BROADCAST: TV -- Pac-12 Network, with Krista Blunk on play-by-play and Mary Murphy with color commentary. Radio -- KKZN (760 AM), with Mike Rice on play-by-play and Carol Callan providing color commentary.
STORY LINES: CU has the longest current winning streak in the Pac-12, at four games. ... The Buffs' last loss came on Jan. 6 against Cal in Boulder, 53-49. ... CU's only losses this year have come against No. 6 Stanford and No. 7 Cal; Cal's only losses have come against No. 4 Duke and No. 6 Stanford. ... This is CU's fourth game against a ranked opponent this year; the Buffs are 1-2 against ranked opponents. Cal is facing a ranked opponent for the fifth time in its past six games; the Bears are 4-2 this season against ranked opponents. ... CU is 4-0 away from Boulder this season. ... Cal has the No. 1 scoring offense in the Pac-12 (72.2 points per game), while Colorado has the No. 1 scoring defense (52.4). ... CU ranks No. 4 in scoring (68.5) and Cal is No. 4 in scoring defense (56.8). ... CU leads the conference in rebounding defense, allowing just 31.6 rebounds per game. Cal is No. 2, at 32.3. ... CU's Chucky Jeffery has averaged 15.7 points and 8.7 rebounds per game in Pac-12 games this season.
KEY STAT: Colorado is 14-0 this season when it out-rebounds its opponents, and the Buffs have the second-best rebounding margin in the Pac-12, at plus-11.7. California, however, leads the conference, at plus-11.9, and the Bears have out-rebounded the Buffs in all four meetings since the start of last season.
COACHES: Linda Lappe is 54-32 in her third season at CU and 104-68 overall. Lindsay Gottlieb is 41-12 in her second season at Cal and 97-51 in her career.
PROBABLE STARTERS: Colorado -- G Chucky Jeffery, 5-10, Sr. (13.5 ppg, 8.4 rpg, 4.3 apg); G Brittany Wilson, 5-7, Jr. (7.9 ppg, 2.5 rpg, 2.5 apg); G Lexy Kresl, 5-11, So. (6.1 ppg, 2.6 rpg); F Arielle Roberson, 6-1, Fr. (13.6 ppg, 5.8 rpg); C Rachel Hargis, 6-4, Jr. (5.4 ppg, 3.2 rpg).
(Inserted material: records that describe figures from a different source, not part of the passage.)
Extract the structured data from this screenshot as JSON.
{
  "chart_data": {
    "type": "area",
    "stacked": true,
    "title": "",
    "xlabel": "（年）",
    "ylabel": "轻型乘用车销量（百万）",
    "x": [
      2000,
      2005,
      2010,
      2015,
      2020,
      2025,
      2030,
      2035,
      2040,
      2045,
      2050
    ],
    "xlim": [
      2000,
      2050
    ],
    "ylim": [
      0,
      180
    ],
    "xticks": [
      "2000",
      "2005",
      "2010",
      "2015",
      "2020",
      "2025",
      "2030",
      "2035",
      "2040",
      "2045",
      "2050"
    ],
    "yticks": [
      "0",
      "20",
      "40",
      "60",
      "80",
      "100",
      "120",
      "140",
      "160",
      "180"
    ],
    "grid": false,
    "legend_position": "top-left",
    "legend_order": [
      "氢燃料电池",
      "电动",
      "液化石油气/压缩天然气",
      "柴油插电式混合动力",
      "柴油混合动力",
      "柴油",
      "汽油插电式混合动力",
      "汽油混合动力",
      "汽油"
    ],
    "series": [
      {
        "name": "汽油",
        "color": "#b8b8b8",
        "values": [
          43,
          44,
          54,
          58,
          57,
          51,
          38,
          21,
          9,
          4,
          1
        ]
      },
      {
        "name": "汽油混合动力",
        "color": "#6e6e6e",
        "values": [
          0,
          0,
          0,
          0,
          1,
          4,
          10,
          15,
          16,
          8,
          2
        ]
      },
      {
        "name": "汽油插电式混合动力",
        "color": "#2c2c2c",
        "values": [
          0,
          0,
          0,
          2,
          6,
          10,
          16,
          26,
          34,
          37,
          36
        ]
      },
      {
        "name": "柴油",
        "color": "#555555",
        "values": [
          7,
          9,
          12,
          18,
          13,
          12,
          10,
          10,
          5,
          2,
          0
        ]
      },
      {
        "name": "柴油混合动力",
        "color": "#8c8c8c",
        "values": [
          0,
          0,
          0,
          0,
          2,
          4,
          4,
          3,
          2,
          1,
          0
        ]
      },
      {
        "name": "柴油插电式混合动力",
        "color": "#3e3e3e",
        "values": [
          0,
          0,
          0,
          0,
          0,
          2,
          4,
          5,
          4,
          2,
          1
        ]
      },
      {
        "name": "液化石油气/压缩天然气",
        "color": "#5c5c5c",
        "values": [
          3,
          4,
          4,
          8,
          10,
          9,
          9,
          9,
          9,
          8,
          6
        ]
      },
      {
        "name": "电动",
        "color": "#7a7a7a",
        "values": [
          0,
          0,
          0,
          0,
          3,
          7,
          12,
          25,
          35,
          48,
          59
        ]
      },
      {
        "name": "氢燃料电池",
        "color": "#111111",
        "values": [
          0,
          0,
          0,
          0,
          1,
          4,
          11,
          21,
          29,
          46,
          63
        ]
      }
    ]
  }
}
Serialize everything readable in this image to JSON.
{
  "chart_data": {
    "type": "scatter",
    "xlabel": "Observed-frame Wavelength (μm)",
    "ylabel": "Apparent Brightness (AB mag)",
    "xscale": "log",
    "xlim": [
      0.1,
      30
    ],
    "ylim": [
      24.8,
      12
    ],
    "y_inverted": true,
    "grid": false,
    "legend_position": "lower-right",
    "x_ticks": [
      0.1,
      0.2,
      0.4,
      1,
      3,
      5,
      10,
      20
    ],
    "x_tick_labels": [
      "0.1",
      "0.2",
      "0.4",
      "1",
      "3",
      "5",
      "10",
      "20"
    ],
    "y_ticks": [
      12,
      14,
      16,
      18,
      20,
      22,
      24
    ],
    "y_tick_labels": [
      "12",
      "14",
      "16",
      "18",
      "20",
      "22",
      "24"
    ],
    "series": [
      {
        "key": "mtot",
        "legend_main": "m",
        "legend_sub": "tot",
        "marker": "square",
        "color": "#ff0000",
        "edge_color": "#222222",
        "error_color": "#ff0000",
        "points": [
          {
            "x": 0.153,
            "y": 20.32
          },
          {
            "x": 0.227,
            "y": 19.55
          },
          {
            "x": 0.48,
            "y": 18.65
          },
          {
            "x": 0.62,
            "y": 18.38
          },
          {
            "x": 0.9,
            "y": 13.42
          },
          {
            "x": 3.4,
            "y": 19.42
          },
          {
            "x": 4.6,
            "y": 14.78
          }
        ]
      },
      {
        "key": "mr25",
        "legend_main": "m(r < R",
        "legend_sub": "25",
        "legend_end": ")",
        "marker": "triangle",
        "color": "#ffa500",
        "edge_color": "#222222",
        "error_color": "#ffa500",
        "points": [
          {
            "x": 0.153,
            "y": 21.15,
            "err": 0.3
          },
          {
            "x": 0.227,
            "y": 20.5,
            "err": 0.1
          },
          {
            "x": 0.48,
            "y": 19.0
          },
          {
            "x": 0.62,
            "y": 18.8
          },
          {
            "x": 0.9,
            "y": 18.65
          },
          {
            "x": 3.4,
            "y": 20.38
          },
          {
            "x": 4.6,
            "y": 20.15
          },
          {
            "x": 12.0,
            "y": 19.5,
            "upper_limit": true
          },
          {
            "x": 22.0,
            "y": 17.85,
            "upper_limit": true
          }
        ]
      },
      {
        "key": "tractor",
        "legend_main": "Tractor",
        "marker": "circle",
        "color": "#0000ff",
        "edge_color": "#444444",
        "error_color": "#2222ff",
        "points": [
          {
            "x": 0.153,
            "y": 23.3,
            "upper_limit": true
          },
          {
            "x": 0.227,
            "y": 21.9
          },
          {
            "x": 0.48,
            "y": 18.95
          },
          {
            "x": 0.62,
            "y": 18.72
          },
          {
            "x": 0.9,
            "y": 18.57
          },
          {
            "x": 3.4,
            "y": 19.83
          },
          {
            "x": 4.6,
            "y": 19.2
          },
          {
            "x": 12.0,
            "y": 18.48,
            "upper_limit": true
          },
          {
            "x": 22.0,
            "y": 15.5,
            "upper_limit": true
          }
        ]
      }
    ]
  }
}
California -- G Brittany Boyd, 5-9, So. (13.3 ppg, 4.4 rpg); G Layshia Clarendon, 5-9, Sr. (14.6 ppg, 4.1 rpg); G Afure Jemerigbe, 6-0, Jr. (6.9 ppg, 2.8 rpg); F Gennifer Brandon, 6-2, Jr. (12.6 ppg, 11.4 rpg); C Talia Caldwell, 6-3, Sr. (8.8 ppg, 6.5 rpg).
SERIES: CU leads the overall series 5-4, but Cal is 4-0 against the Buffs since CU joined the Pac-12 Conference last season.
UP NEXT: CU will visit No. 6 Stanford on Sunday at 5 p.m.